As ECB president Mario Draghi said it himself: macro-economic developments since the last meeting did not change enough to trigger an additional ECB action. In fact, the ECB’s macro-economic assessment remained broadly unchanged from last month and showed many verbatim similarities. While confidence indicators have improved somewhat, the ECB remains cautious on the expected recovery. For the time being, the ECB continues to expect a bottoming out of the economy in the course of the year, followed by a very gradual recovery. This almost unchanged assessment is also reflected in the ECB staff’s latest projections. As regard growth, ECB staff revised its projections downwards for this year to -0.6% (from -0.5%) and upwards for next year to 1.1% (from 1.0%). Main drivers of the hoped for recession recovery remain external demand, low inflation and loose monetary policy. As regards inflation, ECB staff now expects 1.4% this year (from 1.6%) and 1.3% (unchanged) for next year.
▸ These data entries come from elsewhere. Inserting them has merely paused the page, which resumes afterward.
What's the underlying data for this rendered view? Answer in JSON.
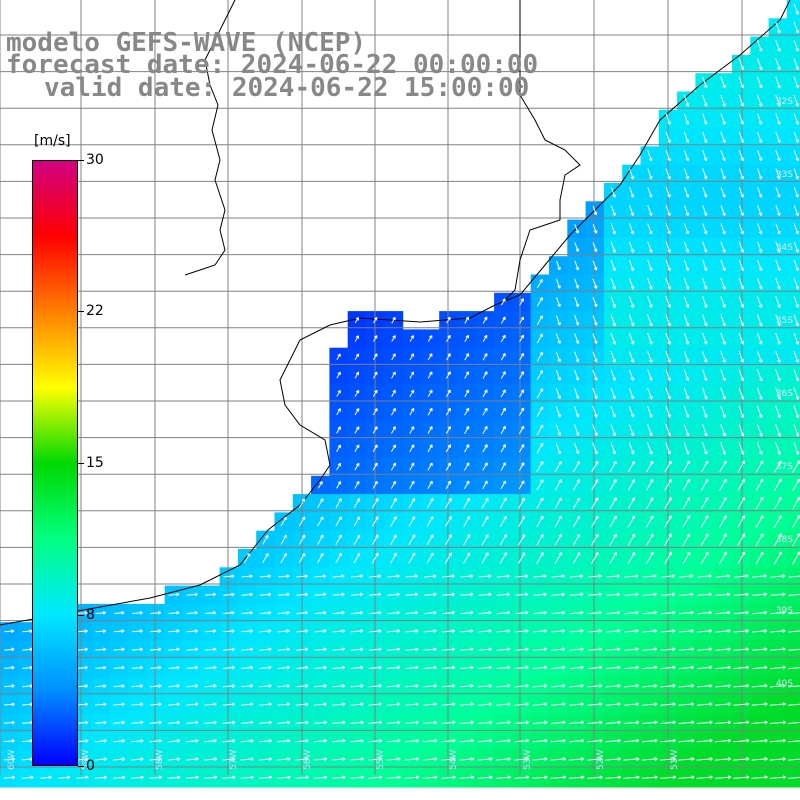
{
  "title": {
    "model_line": "modelo GEFS-WAVE (NCEP)",
    "forecast_line": "forecast date: 2024-06-22 00:00:00",
    "valid_line": "valid date: 2024-06-22 15:00:00"
  },
  "colorbar": {
    "unit": "[m/s]",
    "ticks": [
      "30",
      "22",
      "15",
      "8",
      "0"
    ],
    "colors": [
      "#0000ff",
      "#0090ff",
      "#00e8ff",
      "#00ff80",
      "#00d800",
      "#ffff00",
      "#ff8000",
      "#ff0000",
      "#d00080"
    ]
  },
  "axes": {
    "lat_labels": [
      "32S",
      "33S",
      "34S",
      "35S",
      "36S",
      "37S",
      "38S",
      "39S",
      "40S"
    ],
    "lon_labels": [
      "60W",
      "59W",
      "58W",
      "57W",
      "56W",
      "55W",
      "54W",
      "53W",
      "52W",
      "51W"
    ]
  },
  "colors": {
    "land": "#ffffff",
    "grid": "#808080",
    "coast": "#000000",
    "arrow": "#ffffff",
    "title": "#888888"
  }
}
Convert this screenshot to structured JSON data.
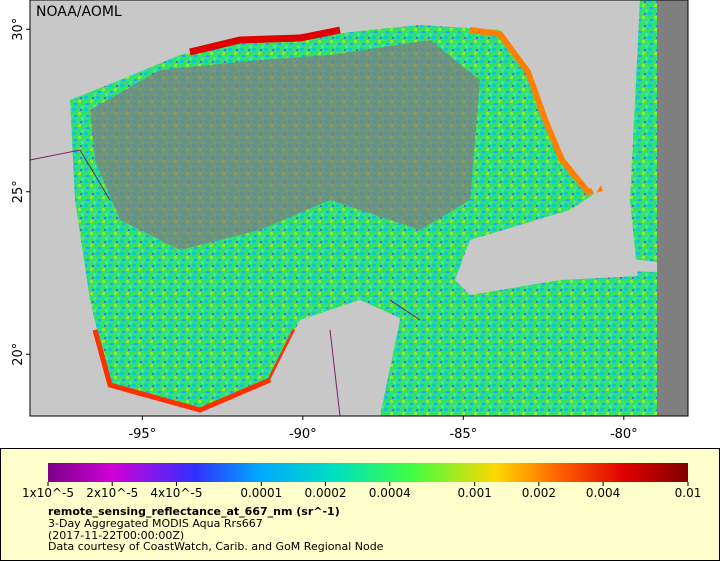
{
  "map": {
    "title": "NOAA/AOML",
    "xlim": [
      -98.5,
      -78
    ],
    "ylim": [
      18.1,
      30.9
    ],
    "xticks": [
      {
        "value": -95,
        "label": "-95°"
      },
      {
        "value": -90,
        "label": "-90°"
      },
      {
        "value": -85,
        "label": "-85°"
      },
      {
        "value": -80,
        "label": "-80°"
      }
    ],
    "yticks": [
      {
        "value": 20,
        "label": "20°"
      },
      {
        "value": 25,
        "label": "25°"
      },
      {
        "value": 30,
        "label": "30°"
      }
    ]
  },
  "colorbar": {
    "lim": [
      1e-05,
      0.01
    ],
    "log": true,
    "ticks": [
      {
        "value": 1e-05,
        "label": "1x10^-5"
      },
      {
        "value": 2e-05,
        "label": "2x10^-5"
      },
      {
        "value": 4e-05,
        "label": "4x10^-5"
      },
      0.0001,
      0.0002,
      0.0004,
      0.001,
      0.002,
      0.004,
      0.01
    ]
  },
  "caption": {
    "variable": "remote_sensing_reflectance_at_667_nm (sr^-1)",
    "description": "3-Day Aggregated MODIS Aqua Rrs667",
    "time": "(2017-11-22T00:00:00Z)",
    "credit": "Data courtesy of CoastWatch, Carib. and GoM Regional Node"
  }
}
As regards any future policy measures, ECB president Draghi kept all options open but also tempered expectations about a quick ECB fix for the real economy. According to Draghi, the ECB was technically ready for negative deposit rates. At the same time, however, he also stressed that negative deposit rates would have unintended consequences. For the time being, a negative deposit rate still falls in the category “OMT”: an announcement or threat which the ECB hopes will never have to be implemented.
In our view, the ECB will try to avoid negative deposit rates for as long as possible. In case the Eurozone economy does not bottom out in the next one or two months, another “traditional” rate cut seems to be the most preferred option. Given Draghi’s comments today, even a refi rate of 0%, while keeping the deposit rate also at 0%, should not be excluded if the economy falls short of stabilizing.
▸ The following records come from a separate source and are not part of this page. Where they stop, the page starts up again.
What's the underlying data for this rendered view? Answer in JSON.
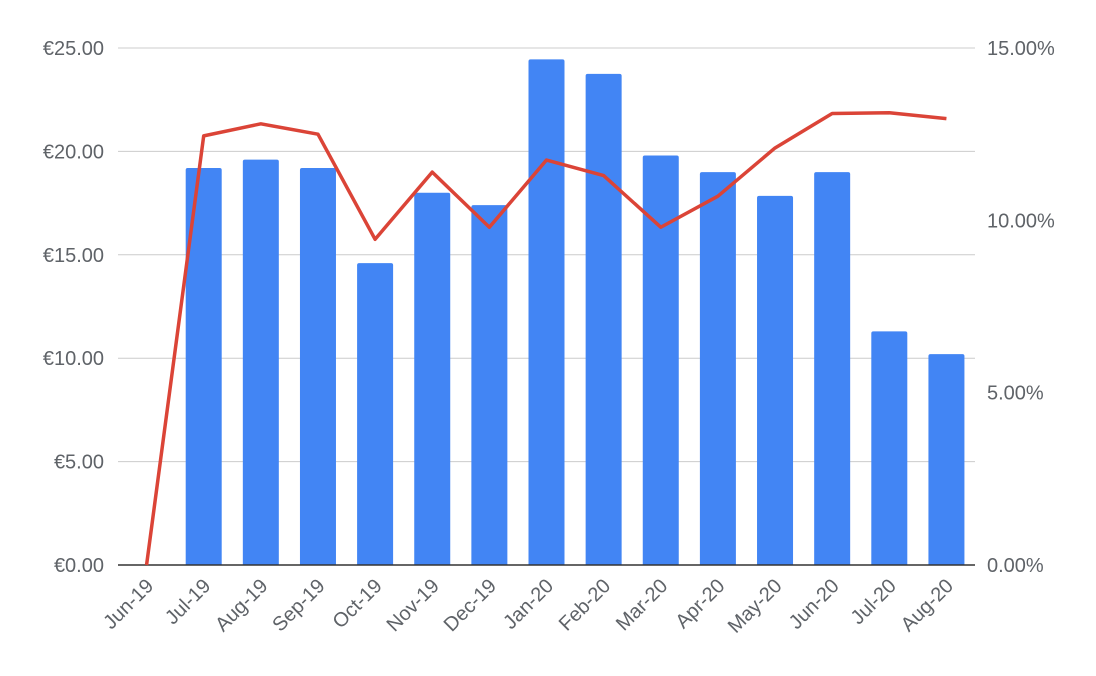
{
  "chart_data": {
    "type": "bar",
    "categories": [
      "Jun-19",
      "Jul-19",
      "Aug-19",
      "Sep-19",
      "Oct-19",
      "Nov-19",
      "Dec-19",
      "Jan-20",
      "Feb-20",
      "Mar-20",
      "Apr-20",
      "May-20",
      "Jun-20",
      "Jul-20",
      "Aug-20"
    ],
    "series": [
      {
        "type": "bar",
        "axis": "left",
        "color": "#4285f4",
        "values": [
          0,
          19.2,
          19.6,
          19.2,
          14.6,
          18.0,
          17.4,
          24.45,
          23.75,
          19.8,
          19.0,
          17.85,
          19.0,
          11.3,
          10.2
        ]
      },
      {
        "type": "line",
        "axis": "right",
        "color": "#db4437",
        "values": [
          0.0,
          12.45,
          12.8,
          12.5,
          9.45,
          11.4,
          9.8,
          11.75,
          11.3,
          9.8,
          10.7,
          12.1,
          13.1,
          13.12,
          12.95
        ]
      }
    ],
    "y_left": {
      "ylim": [
        0,
        25
      ],
      "ticks": [
        0,
        5,
        10,
        15,
        20,
        25
      ],
      "tick_labels": [
        "€0.00",
        "€5.00",
        "€10.00",
        "€15.00",
        "€20.00",
        "€25.00"
      ]
    },
    "y_right": {
      "ylim": [
        0,
        15
      ],
      "ticks": [
        0,
        5,
        10,
        15
      ],
      "tick_labels": [
        "0.00%",
        "5.00%",
        "10.00%",
        "15.00%"
      ]
    },
    "grid": true,
    "gridline_color": "#cccccc",
    "axis_color": "#333333",
    "text_color": "#5f6368"
  }
}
On the often-discussed stimulus for SME lending, Draghi clearly backtracked, remarking that the plan to support asset-backed securities was a medium to long-term proposition and nothing for the short term. Judging from his comments, we still think that the ECB would be willing to eventually purchase ABS in the market but only if and when (parts of) the risk have been taken over by for example the European Investment Bank or similar institutions. As any such plan still requires more negotiations between the European institutions, the only short-term relief the ECB could offer would be a relaxation of its collateral rules.
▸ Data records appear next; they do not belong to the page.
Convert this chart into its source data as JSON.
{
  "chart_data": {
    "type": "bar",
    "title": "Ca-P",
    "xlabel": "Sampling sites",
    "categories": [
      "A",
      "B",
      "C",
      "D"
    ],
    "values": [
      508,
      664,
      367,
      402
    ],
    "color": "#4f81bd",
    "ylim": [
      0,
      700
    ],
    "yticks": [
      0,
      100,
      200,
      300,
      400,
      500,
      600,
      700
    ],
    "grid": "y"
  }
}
Over the last two months, the ECB had increased expectations that it would be able to present a new quick fix for the real economy by boosting SME lending. Today’s press conference shows that the ECB has returned into its garage, carefully studying what is left there. As ECB president Draghi said, there are still a couple of tools on the shelves. However, it is obvious that all of these tools have a “highly dangerous warning” sign on them. If need be, the ECB would use any of these tools. For the time being, however, the ECB looks happy keeping the dangerous stuff where it is: on the shelves.